Background: Clinical use of gene therapy is limited by the poor efficacy and accuracy of intracellular DNA delivery. Known concepts of DNA transfection have not yet become clinical routine in the treatment of human disorders. We therefore focused on new transfection methods using different forms of acoustic energy as potentially safe and topographically applicable methods for gene delivery in the field of urology.
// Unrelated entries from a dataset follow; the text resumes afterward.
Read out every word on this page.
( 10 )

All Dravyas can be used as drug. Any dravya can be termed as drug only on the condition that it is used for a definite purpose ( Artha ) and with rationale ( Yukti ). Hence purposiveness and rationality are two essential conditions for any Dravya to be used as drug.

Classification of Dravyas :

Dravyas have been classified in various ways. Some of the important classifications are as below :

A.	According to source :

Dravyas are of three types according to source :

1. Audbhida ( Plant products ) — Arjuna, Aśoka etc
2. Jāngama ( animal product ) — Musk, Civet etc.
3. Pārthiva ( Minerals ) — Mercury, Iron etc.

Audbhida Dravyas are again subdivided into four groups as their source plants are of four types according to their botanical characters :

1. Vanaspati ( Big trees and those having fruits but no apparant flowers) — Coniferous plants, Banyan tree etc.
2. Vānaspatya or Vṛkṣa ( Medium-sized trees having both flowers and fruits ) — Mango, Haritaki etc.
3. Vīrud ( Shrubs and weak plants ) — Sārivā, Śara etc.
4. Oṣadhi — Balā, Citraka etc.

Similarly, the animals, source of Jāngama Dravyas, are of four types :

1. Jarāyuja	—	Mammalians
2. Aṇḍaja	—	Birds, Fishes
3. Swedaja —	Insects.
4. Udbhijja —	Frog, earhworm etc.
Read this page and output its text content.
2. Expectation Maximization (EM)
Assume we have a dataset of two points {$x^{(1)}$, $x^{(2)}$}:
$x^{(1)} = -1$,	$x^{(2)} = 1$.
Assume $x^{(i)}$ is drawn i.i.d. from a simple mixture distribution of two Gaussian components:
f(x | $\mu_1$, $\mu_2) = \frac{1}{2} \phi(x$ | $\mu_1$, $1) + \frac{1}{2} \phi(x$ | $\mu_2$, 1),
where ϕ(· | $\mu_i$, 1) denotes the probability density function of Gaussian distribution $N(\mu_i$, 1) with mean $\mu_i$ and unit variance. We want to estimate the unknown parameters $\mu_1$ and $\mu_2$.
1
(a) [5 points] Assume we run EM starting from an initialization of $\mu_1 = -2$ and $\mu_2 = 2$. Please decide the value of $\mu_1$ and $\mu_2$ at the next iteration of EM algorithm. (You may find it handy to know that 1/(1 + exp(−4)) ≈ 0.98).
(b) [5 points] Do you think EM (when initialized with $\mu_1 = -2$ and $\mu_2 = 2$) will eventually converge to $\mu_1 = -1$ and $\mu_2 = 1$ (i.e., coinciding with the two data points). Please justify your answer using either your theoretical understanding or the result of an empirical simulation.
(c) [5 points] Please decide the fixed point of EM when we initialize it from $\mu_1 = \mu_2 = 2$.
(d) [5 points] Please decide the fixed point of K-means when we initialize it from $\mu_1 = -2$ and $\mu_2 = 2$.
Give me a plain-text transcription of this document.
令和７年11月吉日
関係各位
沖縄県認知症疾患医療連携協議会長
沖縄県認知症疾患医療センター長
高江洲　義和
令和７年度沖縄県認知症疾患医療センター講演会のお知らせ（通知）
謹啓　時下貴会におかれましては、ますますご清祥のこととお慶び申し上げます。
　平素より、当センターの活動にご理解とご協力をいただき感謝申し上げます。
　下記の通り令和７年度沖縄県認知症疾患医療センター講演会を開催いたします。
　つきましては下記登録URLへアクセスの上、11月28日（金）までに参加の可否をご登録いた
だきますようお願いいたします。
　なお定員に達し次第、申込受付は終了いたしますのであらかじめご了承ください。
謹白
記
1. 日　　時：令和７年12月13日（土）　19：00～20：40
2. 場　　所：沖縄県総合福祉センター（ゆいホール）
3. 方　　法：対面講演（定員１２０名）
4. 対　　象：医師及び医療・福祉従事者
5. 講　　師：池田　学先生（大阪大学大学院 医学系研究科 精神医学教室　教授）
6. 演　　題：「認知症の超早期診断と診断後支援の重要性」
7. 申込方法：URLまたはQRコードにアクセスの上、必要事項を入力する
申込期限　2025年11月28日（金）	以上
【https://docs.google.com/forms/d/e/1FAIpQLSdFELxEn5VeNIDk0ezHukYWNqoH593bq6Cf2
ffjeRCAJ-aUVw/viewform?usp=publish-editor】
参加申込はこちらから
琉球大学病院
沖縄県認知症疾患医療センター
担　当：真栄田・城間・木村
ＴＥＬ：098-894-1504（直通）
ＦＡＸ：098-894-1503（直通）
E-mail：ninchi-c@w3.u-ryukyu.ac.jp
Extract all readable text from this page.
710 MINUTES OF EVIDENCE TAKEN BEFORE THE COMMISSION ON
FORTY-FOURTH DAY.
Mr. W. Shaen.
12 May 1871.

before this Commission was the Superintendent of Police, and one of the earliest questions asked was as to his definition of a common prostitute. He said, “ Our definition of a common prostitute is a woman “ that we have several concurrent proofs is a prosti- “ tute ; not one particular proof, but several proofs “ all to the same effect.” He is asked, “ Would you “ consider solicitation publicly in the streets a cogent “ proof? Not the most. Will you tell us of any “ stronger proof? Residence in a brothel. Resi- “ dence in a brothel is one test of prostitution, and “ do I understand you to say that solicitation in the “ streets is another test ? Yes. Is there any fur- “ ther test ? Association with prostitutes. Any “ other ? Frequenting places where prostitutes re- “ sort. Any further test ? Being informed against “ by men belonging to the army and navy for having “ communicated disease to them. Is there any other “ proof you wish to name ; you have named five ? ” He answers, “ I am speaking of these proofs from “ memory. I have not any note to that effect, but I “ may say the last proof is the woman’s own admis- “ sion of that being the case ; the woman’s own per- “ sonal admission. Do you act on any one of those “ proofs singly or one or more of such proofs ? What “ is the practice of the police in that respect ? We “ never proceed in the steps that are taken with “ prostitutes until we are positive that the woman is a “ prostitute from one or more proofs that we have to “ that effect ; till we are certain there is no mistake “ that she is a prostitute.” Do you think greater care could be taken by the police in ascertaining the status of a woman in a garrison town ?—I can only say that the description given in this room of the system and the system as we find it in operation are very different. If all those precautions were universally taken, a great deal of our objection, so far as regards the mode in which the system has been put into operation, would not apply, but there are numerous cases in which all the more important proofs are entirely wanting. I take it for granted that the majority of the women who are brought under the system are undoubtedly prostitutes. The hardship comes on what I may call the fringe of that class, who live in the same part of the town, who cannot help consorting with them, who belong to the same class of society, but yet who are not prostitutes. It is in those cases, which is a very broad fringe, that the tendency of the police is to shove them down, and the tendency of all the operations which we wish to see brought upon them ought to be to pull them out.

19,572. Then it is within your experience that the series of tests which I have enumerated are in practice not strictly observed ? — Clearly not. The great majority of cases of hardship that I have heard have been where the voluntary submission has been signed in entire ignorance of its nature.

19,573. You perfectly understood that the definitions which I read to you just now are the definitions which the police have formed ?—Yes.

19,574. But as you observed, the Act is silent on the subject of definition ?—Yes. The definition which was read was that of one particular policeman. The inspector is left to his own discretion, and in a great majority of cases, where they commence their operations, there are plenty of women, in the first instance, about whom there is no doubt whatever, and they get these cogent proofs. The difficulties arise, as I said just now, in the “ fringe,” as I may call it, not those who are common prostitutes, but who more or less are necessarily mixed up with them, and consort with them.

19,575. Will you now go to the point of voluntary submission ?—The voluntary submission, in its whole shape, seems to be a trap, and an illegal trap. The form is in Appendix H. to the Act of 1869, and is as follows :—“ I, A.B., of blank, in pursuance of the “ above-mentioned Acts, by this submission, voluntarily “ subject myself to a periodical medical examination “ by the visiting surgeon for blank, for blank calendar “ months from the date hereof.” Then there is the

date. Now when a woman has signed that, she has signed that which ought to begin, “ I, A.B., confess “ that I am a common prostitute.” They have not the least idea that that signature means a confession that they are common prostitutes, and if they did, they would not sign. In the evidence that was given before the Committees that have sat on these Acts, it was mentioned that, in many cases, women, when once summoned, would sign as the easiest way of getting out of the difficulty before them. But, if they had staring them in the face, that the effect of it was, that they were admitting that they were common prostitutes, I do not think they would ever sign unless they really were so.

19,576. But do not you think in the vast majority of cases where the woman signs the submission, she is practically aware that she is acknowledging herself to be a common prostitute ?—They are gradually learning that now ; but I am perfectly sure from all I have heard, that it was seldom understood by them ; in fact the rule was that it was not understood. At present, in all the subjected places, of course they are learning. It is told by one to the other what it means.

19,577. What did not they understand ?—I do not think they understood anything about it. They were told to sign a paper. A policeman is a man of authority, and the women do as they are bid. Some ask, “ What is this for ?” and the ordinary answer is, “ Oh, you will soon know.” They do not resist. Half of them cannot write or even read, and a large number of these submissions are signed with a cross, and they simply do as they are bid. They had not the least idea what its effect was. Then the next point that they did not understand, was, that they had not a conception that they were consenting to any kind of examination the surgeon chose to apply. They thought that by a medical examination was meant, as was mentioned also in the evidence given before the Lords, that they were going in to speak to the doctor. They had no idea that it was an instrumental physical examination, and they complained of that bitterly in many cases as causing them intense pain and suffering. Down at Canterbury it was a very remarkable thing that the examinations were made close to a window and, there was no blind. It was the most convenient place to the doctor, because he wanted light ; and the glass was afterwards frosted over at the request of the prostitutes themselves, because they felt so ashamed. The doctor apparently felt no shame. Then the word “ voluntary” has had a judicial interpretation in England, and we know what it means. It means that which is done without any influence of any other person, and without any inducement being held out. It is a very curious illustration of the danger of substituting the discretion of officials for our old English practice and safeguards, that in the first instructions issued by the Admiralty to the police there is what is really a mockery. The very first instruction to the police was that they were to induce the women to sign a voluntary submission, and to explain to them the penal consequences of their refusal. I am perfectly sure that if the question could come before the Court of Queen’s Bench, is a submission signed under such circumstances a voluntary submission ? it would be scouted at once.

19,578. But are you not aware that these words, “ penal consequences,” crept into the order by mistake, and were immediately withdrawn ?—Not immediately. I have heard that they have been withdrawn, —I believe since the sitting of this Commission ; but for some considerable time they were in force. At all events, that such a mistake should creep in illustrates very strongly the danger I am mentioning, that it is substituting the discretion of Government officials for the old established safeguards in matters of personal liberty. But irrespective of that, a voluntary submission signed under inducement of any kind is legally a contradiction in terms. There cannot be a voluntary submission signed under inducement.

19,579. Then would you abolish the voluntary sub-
Materials and methods: Three different cell lines (prostatic and urothelial cancer, benign kidney) were transfected by different forms of acoustic energy. The effect of several parameters of electromagnetic shock wave treatment (number and frequency of impulses, energy flow density and plasmid concentration) as well as focused ultrasound on the transfection rate was assessed in a standardized experimental setup. The transfection rate was measured through reporter genes (pEGFP) by FACScan. Transfection by lipofectamine and electroporation served as positive controls.
Results: All cell lines were transfectable by acoustic energy. Maximum transfection rate was achieved using focused ultrasound (49.5o%; 200 W, 500 ms, 200 microg/ml DNA). 31.3% of kidney cells were transfected by electromagnetic shock waves (1500 impulses, 200 microg/ml DNA, 0.5 mJ/mm2 energy density, 2 Hz). Plasmid strand breaks were identified as a limiting factor of the transfection rate.
Conclusion: Transfection by acoustic energy, especially focused ultrasound, can be achieved at a high level in different cell lines. The possible topical application to urological organs and the low level of side-effects make acoustic energy a promising new gene therapy treatment option in urology.